Almost 2 months ago Steve Harman, showed a ugly character map used in a database field to store the week's working days.

Today I came across something similar, or maybe even worse, since the super-smelly database field is used in some system SPs in SQL Server 2000.

I found a few examples of inconsistencies and "strange" implementations but let's focus on just one system stored proc: sp_help_job.

This SP is used to retrieve a list of jobs or, if called specifying a GUID, it returns 3 result sets with the steps and schedules of a single job.

Let's see some examples:

enabled, which can be only 0 or 1 in the list of jobs is returned as tinyint, while in the list of steps and schedules is returned as int.

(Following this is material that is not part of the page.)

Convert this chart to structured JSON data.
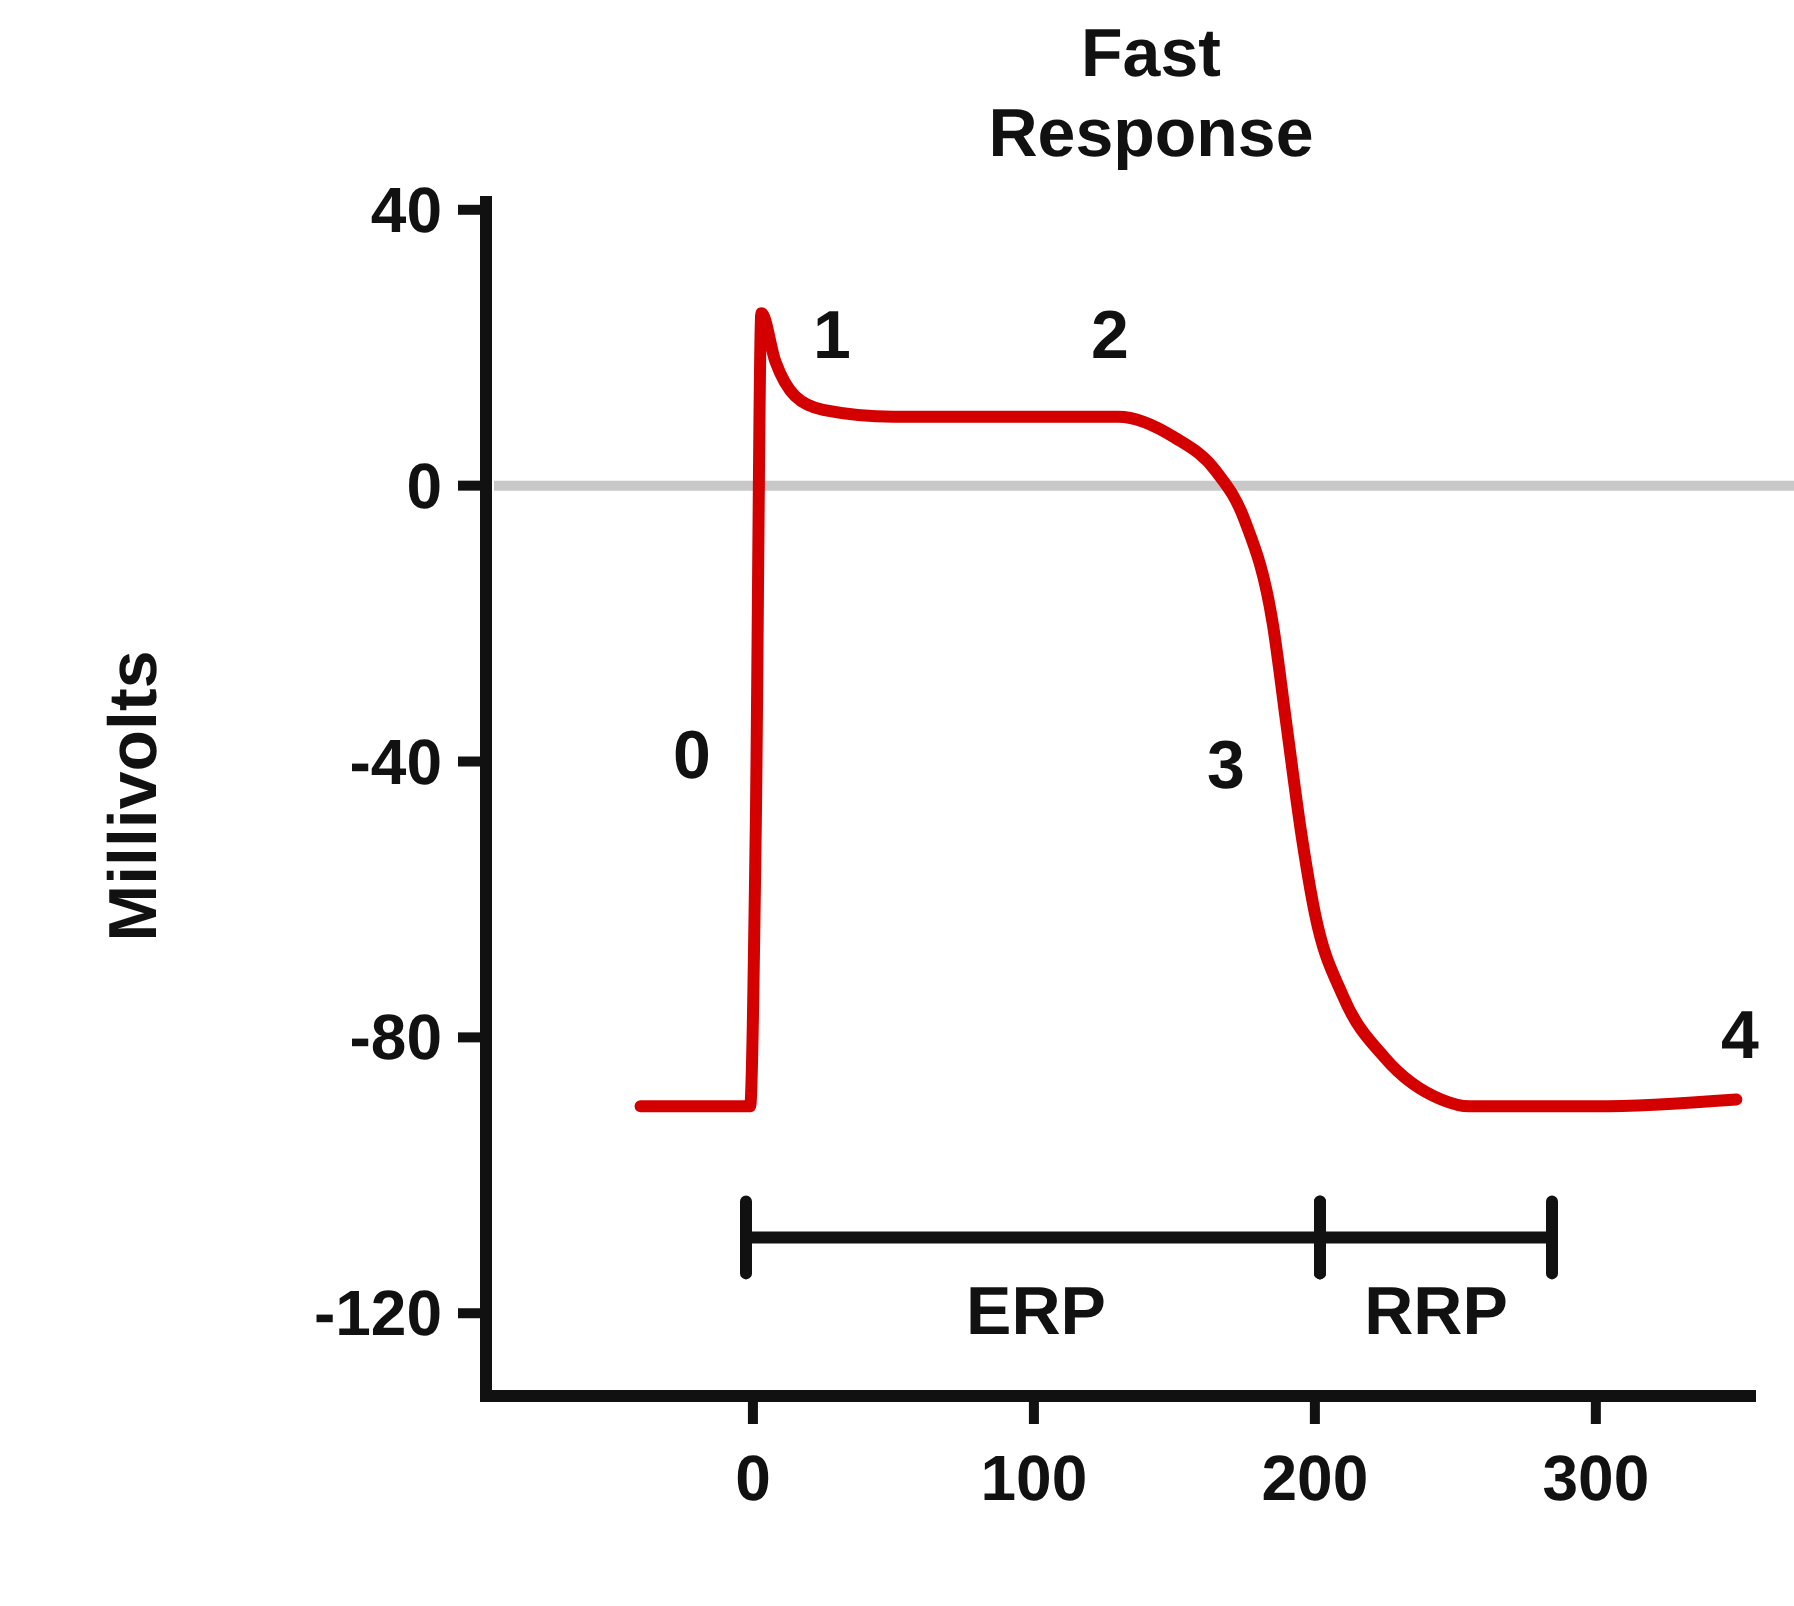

notify_level_****, which accepts values from 0 to 3, is an int in the result set with the detail of a job, but a similar field in the result set with the list of steps, named on_success_action, is a nvarchar(4000). Why a string 4000 chars long for a value that can range from 1 to 4? Because the actual value returned by the SP is the value followed by the meaning: "1 (quit with success)". This is cool if the SP is run by a DBA that read the screen, but not if the results are read by a software. And also, why 4000 chars? And there are other fields using this mixed value + description approach.

And let's see one last example: if you want to return the start date of a scheduled task what datatype will you return? A datetime as you use when you pass the start date into the sp_add_job? No... that would be too easy. A string representation of the date, like 20070131, so a nvarchar(8)? Here you are getting closer to the result. The SP returns a value that is written 20070131, but it's read 20 millions, 70 thousands and one hundred 31, so it's an int. And the same applies to the start time and end date/time, but not with the creation date, which is a real datetime.

Once you know and once you find out all the details it's not complicate to deal with all that strangeness, but these are the weirdest approaches I've seen in life.